Exploring the Links between Testate Amoeba Traits and Eutrophication in Lakes

There is considerable potential to apply traits-based approaches to the subfossil remains of shell-forming micro-organisms which preserve well in sediments and whose short generation times make it possible to achieve high-temporal resolution in palaeoecological studies.  In this paper we review progress in applying traits-based approaches to freshwater testate amoebae (Arcellinida), a diverse group of protists which are abundant in lakes and are valuable palaeoecological indicators.  Drawing on published studies from the last ~10 years, we describe the methodologies which have been applied to delimit testate amoeba (TA) traits and review the challenges associated with their measurement and interpretation.  We also showcase the results of ongoing work in seven lakes (UK, Canada) which aims to (i) examine the character and causes of trait-based variability in palaeolimnological settings; (ii) apply novel biometric approaches to aid in trait delimitation; and (iii) explore the potential for combining phylogenetic with advanced morphometric approaches to better understand the ecological and evolutionary significance of TA traits.

            We applied geometric morphometric analysis to define test size and shape indices and summarise testate amoeba community dynamics along a temporal gradient of eutrophication in a large shallow lake in Scotland, UK.  Cluster analysis of test size and shape indices yielded three assemblages, each dominated by a single shape: elongate, spherical and ovoid. When plotted stratigraphically, we observed increases in spherical tests, decreases in elongate tests and shrinking of test size coeval with eutrophication. Decreases in the elongate cluster may reflect benthic conditions with reduced oxygen levels, while increases in the spherical cluster are likely associated with an expanding macrophyte community that promoted pelagic and epibiotic life habits.  Shrinking of test size may be a stress response to eutrophication and/or warming temperatures. Tracking community dynamics using test size and shape indices was found to be as effective as using traditional species-based approaches to summarize key palaeolimnological changes, with the added benefit of being free of taxonomic bias.  The approach thus shows significant potential for future studies of aquatic community change in nutrient-impacted lakes.

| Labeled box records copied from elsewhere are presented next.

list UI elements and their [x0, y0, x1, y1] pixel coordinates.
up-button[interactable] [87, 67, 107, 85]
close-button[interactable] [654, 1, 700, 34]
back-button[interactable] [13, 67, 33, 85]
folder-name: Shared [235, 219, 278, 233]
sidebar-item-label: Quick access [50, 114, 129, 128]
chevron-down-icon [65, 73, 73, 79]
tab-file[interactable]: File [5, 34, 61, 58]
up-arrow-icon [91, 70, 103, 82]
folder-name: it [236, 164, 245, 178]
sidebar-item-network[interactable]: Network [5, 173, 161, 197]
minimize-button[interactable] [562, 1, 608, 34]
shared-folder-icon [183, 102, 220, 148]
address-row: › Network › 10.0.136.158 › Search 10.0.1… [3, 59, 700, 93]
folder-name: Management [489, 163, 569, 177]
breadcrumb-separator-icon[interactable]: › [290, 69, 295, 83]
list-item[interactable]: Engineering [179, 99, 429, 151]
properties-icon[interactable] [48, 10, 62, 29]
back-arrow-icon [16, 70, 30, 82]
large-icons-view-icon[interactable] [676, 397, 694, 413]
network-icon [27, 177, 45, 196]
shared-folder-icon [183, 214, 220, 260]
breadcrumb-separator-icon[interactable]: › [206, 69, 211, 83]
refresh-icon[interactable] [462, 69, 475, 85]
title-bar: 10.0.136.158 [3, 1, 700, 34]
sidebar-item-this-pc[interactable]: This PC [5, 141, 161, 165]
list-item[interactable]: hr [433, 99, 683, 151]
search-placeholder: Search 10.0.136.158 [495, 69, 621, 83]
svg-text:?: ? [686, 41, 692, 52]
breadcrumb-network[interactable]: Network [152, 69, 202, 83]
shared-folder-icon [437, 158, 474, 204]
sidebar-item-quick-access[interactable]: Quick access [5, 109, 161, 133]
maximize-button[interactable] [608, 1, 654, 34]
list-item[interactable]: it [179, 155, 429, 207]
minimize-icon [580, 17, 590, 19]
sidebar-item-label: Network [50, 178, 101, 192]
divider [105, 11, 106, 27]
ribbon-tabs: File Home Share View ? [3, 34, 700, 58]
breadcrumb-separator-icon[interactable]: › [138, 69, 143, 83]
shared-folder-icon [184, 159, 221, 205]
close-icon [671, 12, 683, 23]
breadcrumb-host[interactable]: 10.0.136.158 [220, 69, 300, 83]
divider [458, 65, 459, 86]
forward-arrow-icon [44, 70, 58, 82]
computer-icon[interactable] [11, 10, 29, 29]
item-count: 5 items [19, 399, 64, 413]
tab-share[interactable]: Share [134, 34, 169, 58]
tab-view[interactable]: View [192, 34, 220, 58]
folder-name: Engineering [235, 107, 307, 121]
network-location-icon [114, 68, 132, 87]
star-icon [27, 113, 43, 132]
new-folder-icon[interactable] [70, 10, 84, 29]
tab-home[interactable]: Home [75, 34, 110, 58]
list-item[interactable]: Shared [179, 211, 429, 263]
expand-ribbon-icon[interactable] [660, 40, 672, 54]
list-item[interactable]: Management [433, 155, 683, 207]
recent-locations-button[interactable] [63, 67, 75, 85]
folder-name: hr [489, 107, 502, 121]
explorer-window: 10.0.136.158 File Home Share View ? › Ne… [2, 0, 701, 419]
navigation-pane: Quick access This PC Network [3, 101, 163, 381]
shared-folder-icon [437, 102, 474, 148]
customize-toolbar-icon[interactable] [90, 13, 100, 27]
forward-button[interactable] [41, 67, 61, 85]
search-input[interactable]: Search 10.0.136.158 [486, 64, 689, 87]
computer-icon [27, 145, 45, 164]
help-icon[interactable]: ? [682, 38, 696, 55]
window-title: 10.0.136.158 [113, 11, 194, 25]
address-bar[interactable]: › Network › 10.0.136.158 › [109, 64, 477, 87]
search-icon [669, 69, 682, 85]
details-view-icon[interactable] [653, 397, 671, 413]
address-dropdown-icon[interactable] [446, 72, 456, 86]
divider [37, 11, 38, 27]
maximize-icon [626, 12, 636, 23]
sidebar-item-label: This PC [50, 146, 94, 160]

            To further investigate the functional significance of the Arcellinida shape groups, we examined the phylogenetic signal of morphological traits in elongate Difflugia species which occur in eutrophic and mesotrophic lakes.  Previous phylogenetic work has shown that whilst overall test morphology (e.g., spherical or elongate) is generally conserved in Arcellinida lineages, the taxonomic significance of other traits (e.g., size, ornamentation, mixotrophy/heterotrophy metabolism type) is not well understood.  Our analyses revealed two clades which could be reliably separated by test size and the presence/absence of mixotrophy.  This suggests that test size may reflect trophic level, with smaller taxa occupying lower trophic levels.  In addition to having larger tests, elongate mixotrophic Difflugia are characterised by wide, flat bases and inflation of the lower part of the test.  These morphological traits may provide additional space for endosymbionts and/or increased surface area to aid light transmission.  Continued research into the ecological and evolutionary significance of morphological traits will serve to strengthen palaeoecological inferences, increasing the importance of lacustrine testate Arcellinida as environmental proxies.